Позже в Оренбург приехала наша мама – закупаться на свадьбу. По справке из сельсовета ей удалось купить платье для невесты, несколько бутылок шампанского и обручальные кольца.
Перед Новым годом сыграли свадьбу в поселковой столовой. Порошковые соки Yupi ядовитых ярких цветов развели во фляге и разлили в пластиковые бутылки, одолженные у соседей. Половину соков кто-то стащил. Наготовили бешбармак, гору мантов, с десяток салатов и самодельный коньяк из заварки и самогона. Гости подарили трёх коз, двух баранов и рубли, а родственники из Казахстана привезли первые тенге.
Теперь мы живём втроём, только ночевать я ухожу в другую комнату. Нигора беременна.
Жаната – здесь его зовут Жан – любят все особы женского пола, начиная с пятилетней Насти, дочери соседки. Она таскает ему конфетки и говорит, что хочет такого же мужа. Жанат ведёт концерты училища в Доме культуры, и мы с Нигорой ужасно гордимся, что он выступает в малиновом пиджаке.
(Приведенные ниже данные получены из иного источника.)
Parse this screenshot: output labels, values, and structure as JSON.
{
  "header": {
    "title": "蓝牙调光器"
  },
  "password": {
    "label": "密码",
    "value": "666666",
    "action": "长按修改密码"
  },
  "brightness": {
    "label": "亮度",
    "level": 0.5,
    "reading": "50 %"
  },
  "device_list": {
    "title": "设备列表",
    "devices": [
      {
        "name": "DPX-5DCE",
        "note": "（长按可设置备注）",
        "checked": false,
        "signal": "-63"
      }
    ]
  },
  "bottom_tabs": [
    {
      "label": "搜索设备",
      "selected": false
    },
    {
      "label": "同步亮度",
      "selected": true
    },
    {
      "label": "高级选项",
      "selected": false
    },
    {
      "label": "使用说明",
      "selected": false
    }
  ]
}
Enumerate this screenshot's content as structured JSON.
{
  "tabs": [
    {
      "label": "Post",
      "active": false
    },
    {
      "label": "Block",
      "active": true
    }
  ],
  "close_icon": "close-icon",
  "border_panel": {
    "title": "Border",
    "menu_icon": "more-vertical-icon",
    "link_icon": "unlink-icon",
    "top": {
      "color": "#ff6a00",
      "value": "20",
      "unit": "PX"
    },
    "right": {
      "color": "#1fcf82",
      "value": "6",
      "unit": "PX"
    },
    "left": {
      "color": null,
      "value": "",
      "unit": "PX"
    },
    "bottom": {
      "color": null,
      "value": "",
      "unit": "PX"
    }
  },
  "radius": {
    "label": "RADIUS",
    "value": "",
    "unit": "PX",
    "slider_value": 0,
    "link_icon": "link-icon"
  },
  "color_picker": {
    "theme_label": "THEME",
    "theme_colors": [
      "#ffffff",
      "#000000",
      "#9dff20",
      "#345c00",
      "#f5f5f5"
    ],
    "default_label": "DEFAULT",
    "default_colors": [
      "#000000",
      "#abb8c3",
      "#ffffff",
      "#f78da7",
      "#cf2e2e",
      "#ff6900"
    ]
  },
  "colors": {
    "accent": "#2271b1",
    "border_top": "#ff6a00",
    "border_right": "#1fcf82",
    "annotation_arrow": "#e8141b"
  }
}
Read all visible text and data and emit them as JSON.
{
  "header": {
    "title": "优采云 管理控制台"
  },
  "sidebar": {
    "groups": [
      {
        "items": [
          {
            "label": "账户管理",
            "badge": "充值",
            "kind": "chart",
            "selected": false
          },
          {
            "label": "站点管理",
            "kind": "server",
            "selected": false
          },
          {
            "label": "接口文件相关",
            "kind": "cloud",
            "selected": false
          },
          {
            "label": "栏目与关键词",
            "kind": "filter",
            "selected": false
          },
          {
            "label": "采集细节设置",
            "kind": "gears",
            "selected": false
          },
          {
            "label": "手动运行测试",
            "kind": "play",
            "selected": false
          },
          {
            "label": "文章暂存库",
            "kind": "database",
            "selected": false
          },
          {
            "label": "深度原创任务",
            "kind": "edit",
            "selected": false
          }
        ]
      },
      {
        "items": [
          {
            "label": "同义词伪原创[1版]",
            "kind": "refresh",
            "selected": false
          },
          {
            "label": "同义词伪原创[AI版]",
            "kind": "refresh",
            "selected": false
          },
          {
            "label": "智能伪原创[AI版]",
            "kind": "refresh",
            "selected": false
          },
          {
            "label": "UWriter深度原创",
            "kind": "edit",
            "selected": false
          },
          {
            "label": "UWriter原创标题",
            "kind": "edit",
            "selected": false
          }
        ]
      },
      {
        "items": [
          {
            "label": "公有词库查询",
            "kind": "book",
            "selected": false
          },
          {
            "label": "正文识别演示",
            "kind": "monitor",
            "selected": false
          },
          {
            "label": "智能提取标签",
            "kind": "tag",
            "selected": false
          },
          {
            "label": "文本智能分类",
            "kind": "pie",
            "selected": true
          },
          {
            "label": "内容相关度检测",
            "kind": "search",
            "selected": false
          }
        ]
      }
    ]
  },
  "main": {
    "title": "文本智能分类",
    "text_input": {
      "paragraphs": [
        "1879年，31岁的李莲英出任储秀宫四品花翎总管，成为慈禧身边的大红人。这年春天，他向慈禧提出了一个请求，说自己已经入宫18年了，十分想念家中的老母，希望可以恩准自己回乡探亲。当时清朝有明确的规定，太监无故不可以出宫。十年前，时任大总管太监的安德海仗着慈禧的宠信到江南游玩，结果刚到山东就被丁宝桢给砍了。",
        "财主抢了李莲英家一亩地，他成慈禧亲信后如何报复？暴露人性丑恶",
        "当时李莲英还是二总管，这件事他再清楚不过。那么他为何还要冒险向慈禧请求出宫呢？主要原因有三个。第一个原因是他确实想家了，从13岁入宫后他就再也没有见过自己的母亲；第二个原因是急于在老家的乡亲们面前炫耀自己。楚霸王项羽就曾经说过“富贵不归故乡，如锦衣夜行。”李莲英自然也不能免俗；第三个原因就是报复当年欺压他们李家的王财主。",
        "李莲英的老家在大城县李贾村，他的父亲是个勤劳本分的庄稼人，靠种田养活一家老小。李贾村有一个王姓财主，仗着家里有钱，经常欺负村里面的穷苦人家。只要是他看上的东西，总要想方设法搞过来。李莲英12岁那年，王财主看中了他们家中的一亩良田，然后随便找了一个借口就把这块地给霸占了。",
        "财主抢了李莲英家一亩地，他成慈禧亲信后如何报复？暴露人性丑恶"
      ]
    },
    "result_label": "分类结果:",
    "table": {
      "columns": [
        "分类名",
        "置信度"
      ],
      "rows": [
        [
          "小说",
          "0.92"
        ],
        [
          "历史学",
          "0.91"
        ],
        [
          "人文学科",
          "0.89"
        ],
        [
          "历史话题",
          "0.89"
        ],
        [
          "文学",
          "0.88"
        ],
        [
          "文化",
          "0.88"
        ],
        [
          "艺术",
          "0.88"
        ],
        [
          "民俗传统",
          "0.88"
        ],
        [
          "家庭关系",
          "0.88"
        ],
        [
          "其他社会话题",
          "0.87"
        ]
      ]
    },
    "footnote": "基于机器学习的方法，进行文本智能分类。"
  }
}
А когда он приезжает в посёлок, наши деревенские бабульки прямо на улице показывают ему почерневшие зубы, просят совета.
Одевшись, спускаюсь. На первом этаже каморка с надписью «После 23:00 телефон не занимать!». Когда нам звонит мама, вахтёрша кричит:
– Семьдесят первая!
Студенты подхватывают номер нашей комнаты и передают дальше, пока голоса не достигнут третьего этажа.
– Семьдесят первая, баб Надя зовёт!
Мама договорилась со знакомой, и та соединяет нас по межгороду бесплатно, поэтому мы можем спокойно поговорить. Баба Надя выгоняет девчонок, которые собрались потрепаться по телефону с парнями.
И сейчас не ворчит, что бужу её раньше положенного.
– Баб Надь, откройте, пожалуйста! – прошу я.
Она, покряхтывая, встаёт с дивана. Придерживая поясницу, закутанную в пуховый платок, ковыляет ко входу в коротких валенках. Дверь закрыта на доску, как в деревнях. Одного замка тут мало, вечерами приходит местная шпана, прикидывающаяся рэкетом. Если зайдёт, будет драка.
На улице морозный воздух щекочет горло. Раскатываю горловину свитера на пол-лица. Людей по пути немного. Осенью в автобусной толчее у меня оторвали пуговицы на куртке. Теперь стараюсь уехать раньше, пока не повалил поток студентов из общежития пединститута, их остановка перед моей.
Троллейбус ещё полупустой. Дерматиновое сиденье принимает холодно и жёстко. В ответ громко кашляю. Женщина со спящим ребёнком пересаживается дальше.
В институте свет горит только внизу. Стучу кулаком в деревянную дверь. Дежурная по вахте в семь утра подкрашена, с высокой причёской, как графиня в пустующем замке. Поднимаюсь на второй этаж, сажусь на скамейку в тёмном коридоре, бросаю сумку рядом. Прислонив голову к стене, дремлю, пока не вспыхнут лампы и не зашумят голоса.